= Scipion Nasice Sisters Theatre =

The Scipion Nasice Sisters Theatre (Gledališče sester Scipion Nasice) was founded on 13 October 1983 in Ljubljana by Eda Čufer, Dragan Živadinov and Miran Mohar, three Slovenian students.

The founders also wrote a manifesto ("The Sister Letter"), setting this theatre group a time frame of operation—four years—and described its stages from formation to self-destruction. The name refers to Publius Cornelius Scipio Nasica Corculum, a Roman Republican politician who passed a decree in 151 BC ordering the destruction of the first Roman theatre.

The Scipion Nasice Sisters Theatre (1983–1987) constituted—along with Laibach and IRWIN groups—one of the three pillars of the Neue Slowenische Kunst retrograde movement. Within the retrograde movement, theatre research engaged in the relation between religion, art and state. It focused on rituals and the function of spectacle in theatre and in the function of spectacle the state.
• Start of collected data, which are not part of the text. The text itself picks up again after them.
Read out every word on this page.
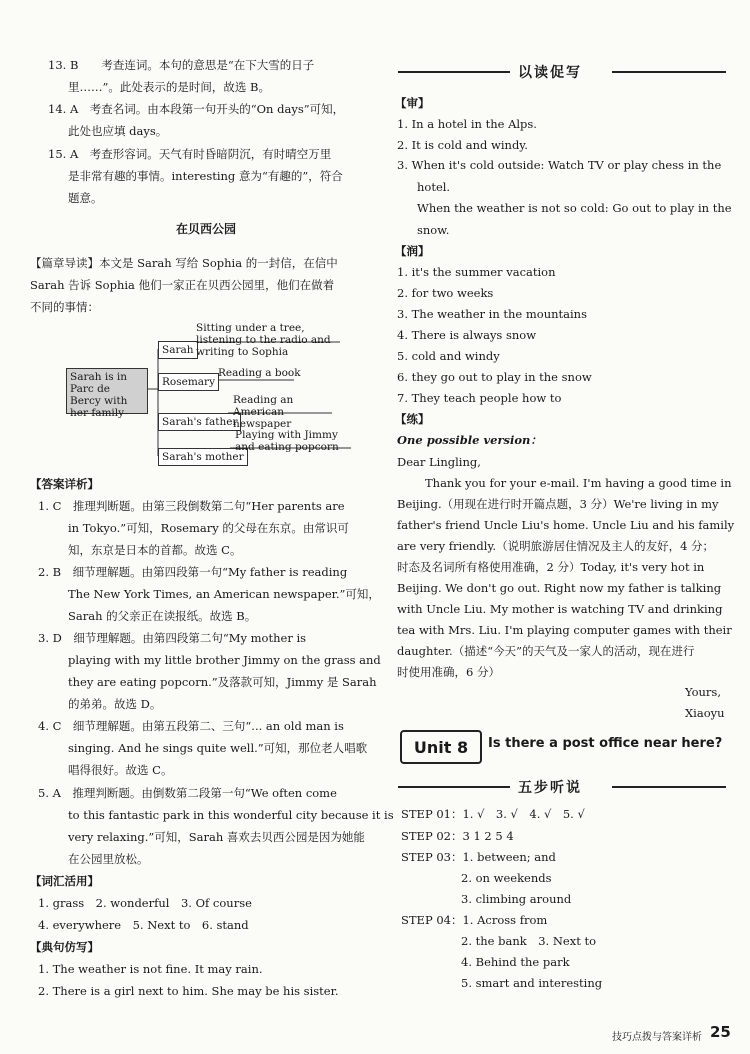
13. B　　考查连词。本句的意思是“在下大雪的日子
里……”。此处表示的是时间，故选 B。
14. A　考查名词。由本段第一句开头的“On days”可知，
此处也应填 days。
15. A　考查形容词。天气有时昏暗阴沉，有时晴空万里
是非常有趣的事情。interesting 意为“有趣的”，符合
题意。
在贝西公园
【篇章导读】本文是 Sarah 写给 Sophia 的一封信，在信中
Sarah 告诉 Sophia 他们一家正在贝西公园里，他们在做着
不同的事情：
【答案详析】
1. C　推理判断题。由第三段倒数第二句“Her parents are
in Tokyo.”可知，Rosemary 的父母在东京。由常识可
知，东京是日本的首都。故选 C。
2. B　细节理解题。由第四段第一句“My father is reading
The New York Times, an American newspaper.”可知，
Sarah 的父亲正在读报纸。故选 B。
3. D　细节理解题。由第四段第二句“My mother is
playing with my little brother Jimmy on the grass and
they are eating popcorn.”及落款可知，Jimmy 是 Sarah
的弟弟。故选 D。
4. C　细节理解题。由第五段第二、三句“... an old man is
singing. And he sings quite well.”可知，那位老人唱歌
唱得很好。故选 C。
5. A　推理判断题。由倒数第二段第一句“We often come
to this fantastic park in this wonderful city because it is
very relaxing.”可知，Sarah 喜欢去贝西公园是因为她能
在公园里放松。
【词汇活用】
1. grass　2. wonderful　3. Of course
4. everywhere　5. Next to　6. stand
【典句仿写】
1. The weather is not fine. It may rain.
2. There is a girl next to him. She may be his sister.
Sarah is in Parc de Bercy with her family
Sarah
Rosemary
Sarah's father
Sarah's mother
Sitting under a tree, listening to the radio and writing to Sophia
Reading a book
Reading an American newspaper
Playing with Jimmy and eating popcorn
以读促写
【审】
1. In a hotel in the Alps.
2. It is cold and windy.
3. When it's cold outside: Watch TV or play chess in the
hotel.
When the weather is not so cold: Go out to play in the
snow.
【润】
1. it's the summer vacation
2. for two weeks
3. The weather in the mountains
4. There is always snow
5. cold and windy
6. they go out to play in the snow
7. They teach people how to
【练】
One possible version：
Dear Lingling,
Thank you for your e-mail. I'm having a good time in
Beijing.（用现在进行时开篇点题，3 分）We're living in my
father's friend Uncle Liu's home. Uncle Liu and his family
are very friendly.（说明旅游居住情况及主人的友好，4 分；
时态及名词所有格使用准确，2 分）Today, it's very hot in
Beijing. We don't go out. Right now my father is talking
with Uncle Liu. My mother is watching TV and drinking
tea with Mrs. Liu. I'm playing computer games with their
daughter.（描述“今天”的天气及一家人的活动，现在进行
时使用准确，6 分）
Yours,
Xiaoyu
Unit 8	Is there a post office near here?
五步听说
STEP 01：1. √　3. √　4. √　5. √
STEP 02：3 1 2 5 4
STEP 03：1. between; and
2. on weekends
3. climbing around
STEP 04：1. Across from
2. the bank　3. Next to
4. Behind the park
5. smart and interesting
技巧点拨与答案详析 25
The retrograde production of events, as it was announced in the manifesto (The Sister Letter), incorporated an external manifestative part (actions) and an internal creative part (operations). The external part consisted of The Appearance (1983), The Resurrection (1984) and The Self-Destruction (1987); the internal part consisted of three stages of transformation: The Illegality (1984), The Exorcism (1985) and The Retro-Classic (1986).
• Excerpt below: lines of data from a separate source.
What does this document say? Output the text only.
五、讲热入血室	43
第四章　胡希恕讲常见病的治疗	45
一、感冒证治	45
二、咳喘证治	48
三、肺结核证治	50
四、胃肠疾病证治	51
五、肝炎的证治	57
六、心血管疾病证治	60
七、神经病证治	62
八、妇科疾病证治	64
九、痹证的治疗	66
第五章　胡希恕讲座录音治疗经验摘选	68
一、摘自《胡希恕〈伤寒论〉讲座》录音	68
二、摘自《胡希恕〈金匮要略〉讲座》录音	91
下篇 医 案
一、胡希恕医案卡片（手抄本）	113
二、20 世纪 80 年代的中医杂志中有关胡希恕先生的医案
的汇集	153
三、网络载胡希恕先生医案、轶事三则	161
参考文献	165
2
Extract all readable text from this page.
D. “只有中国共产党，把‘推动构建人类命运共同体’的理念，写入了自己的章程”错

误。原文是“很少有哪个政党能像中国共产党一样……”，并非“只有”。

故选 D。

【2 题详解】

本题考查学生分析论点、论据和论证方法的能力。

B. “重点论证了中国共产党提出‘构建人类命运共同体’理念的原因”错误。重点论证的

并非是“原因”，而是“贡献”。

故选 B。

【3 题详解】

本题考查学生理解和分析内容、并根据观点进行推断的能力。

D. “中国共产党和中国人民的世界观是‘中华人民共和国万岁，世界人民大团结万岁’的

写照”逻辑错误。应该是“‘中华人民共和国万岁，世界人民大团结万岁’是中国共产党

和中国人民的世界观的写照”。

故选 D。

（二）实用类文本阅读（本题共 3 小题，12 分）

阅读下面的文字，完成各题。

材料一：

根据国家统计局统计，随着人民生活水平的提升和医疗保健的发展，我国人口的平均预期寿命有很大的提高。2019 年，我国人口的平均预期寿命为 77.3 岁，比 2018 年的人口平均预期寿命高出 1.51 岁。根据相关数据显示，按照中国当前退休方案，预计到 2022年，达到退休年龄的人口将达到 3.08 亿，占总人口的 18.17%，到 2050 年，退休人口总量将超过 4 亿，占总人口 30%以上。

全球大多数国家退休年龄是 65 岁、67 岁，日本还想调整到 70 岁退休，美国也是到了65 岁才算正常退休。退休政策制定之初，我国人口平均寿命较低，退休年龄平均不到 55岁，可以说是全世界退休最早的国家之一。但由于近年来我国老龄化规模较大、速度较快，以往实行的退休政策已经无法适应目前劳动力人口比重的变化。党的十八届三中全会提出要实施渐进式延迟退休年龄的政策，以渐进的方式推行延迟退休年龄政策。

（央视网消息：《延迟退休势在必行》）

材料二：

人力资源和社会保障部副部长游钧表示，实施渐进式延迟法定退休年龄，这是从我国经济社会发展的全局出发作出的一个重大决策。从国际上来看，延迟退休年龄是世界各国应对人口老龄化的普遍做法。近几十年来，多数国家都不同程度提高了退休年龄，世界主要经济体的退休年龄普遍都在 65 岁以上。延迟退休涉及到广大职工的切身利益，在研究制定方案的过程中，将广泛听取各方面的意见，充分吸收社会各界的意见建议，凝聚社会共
In 1987, the Scipion Nasice Sisters Theatre performed self-destruction.

== External actions of the Scipion Nasice Sisters Theatre ==
- 1983 – The Sister Letter, Yugoslavia
- 1984 – The Resurrection, Ljubljana (ŠKUC Gallery)
- 1986 – The Self-Destruction Act, Belgrade (BITEF Festival)
- 1987 – The Self-Destruction, Bohinj – Belgrade – Ljubljana

== Internal operations of the Scipion Nasice Sisters Theatre ==
- 1984 – Hinkemann, The Retrogarde Event, 56 Tito Street (Titova cesta 56), Ljubljana
- 1985 – Maria Nablotska, The Retrogarde Event, 17 Town Square (Mestni trg 17), Ljubljana
- 1986 – Baptism Under Triglav, The Retrogarde Event, 10 Prešeren Street (Prešernova cesta 10), Ljubljana
- 1987 – The Self-Destruction / Day of Youth, The Art Event, Bohinj - Belgrade

== Bibliography ==
- Jones Irwin, Helena Motoh, Žižek and his Contemporaries: On the Emergence of the Slovenian Lacan, London, Bloomsbury, 2014.
- Katja Praznik, "Ideological Subversion vs. Cultural Policy of Late Socialism: The Case of the Scipion Nasice Sisters Theatre (SNST)" in Zdenka Badovinac, Eda Čufer, Anthony Gardner (editors), NSK from Kapital to Capital, Neue Slowenische Kunst—an Event of the Final Decade of Yugoslavia, MIT Press, 2015, pp. 355–365.
- James K. Tan, "The Ambitions of Scipio Nasica and the Destruction of the Stone Theatre", Antichthon, vol. 50 (Nov. 2016), pp. 70–79.